A KILLER WHALE which is part of rare pod with just nine members has died, after being choked to death by a fishing rope.
Lulu was part of a group which paid regular visits to the Donegal coast, most memorably in 2012 off Inishowen.
At the time local wildlife ranger Emmett Johnston captured images of the whales off Dunree Head for Donegal Daily.
They were spotted again a year later by brothers John and Pat Cunningham from Glencolmcille. They have also been spotted off Fanad and in Lough Swilly.
But Lulu has now been found washed up dead on a beach in a Scottish island.
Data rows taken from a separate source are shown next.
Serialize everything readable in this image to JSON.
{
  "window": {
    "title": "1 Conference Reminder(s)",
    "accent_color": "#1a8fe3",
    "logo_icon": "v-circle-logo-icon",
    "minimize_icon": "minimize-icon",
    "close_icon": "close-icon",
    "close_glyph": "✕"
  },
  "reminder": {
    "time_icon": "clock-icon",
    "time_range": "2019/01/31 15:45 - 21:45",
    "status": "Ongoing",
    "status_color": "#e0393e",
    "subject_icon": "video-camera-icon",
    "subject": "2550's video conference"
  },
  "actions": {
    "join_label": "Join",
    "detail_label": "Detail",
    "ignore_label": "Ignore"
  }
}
Her pod, a community of orca, or killer whales with a unique set of characteristics, is now thought to be just too small for it to survive. It’s the only resident pod of whales in these islands.
The pod’s members are slightly bigger than other orcas thanks to hundreds of thousands of years of evolution.
It is now down to eight members; Nicola, Moneypenny, Floppy Fin, John Coe, Comet, Aquarius, Puffin and Occasus.
“The prospects for the population were never good but now they’re worse. With a population as low as eight the chances of them recovering is slim to nil at this point,” said Dr Conor Ryan, of the Hebridean Whale and Dolphin Trust, which has been monitoring the community since the 1990s.
Lulu was a 6.2 metre killer whale, is thought to have met an excruciating death after becoming entangled in a fishing rope that prevented her from swimming and drowned her gradually over a period of several days before she was washed onto the shores of the Scottish island of Tiree.
Her death has been met with a public outpouring of grief in Scotland.
Dr Andrew Brownlow, who runs the Scottish Marine Animal Stranding Scheme, said: “She is one of a very small population, she had a name, her death was unpleasant and unfortunately, directly or indirectly, it was due to human impact. When you stack these reasons up you can see why people have been so bothered about it.”
Lulu was found on the shore of the most westerly island of the Inner Hebrides but members of her community have been spotted everywhere from the Outer Hebrides, to the Moray Firth on the North East coast of Scotland, the Isle of Skye – and here off the coast of Donegal.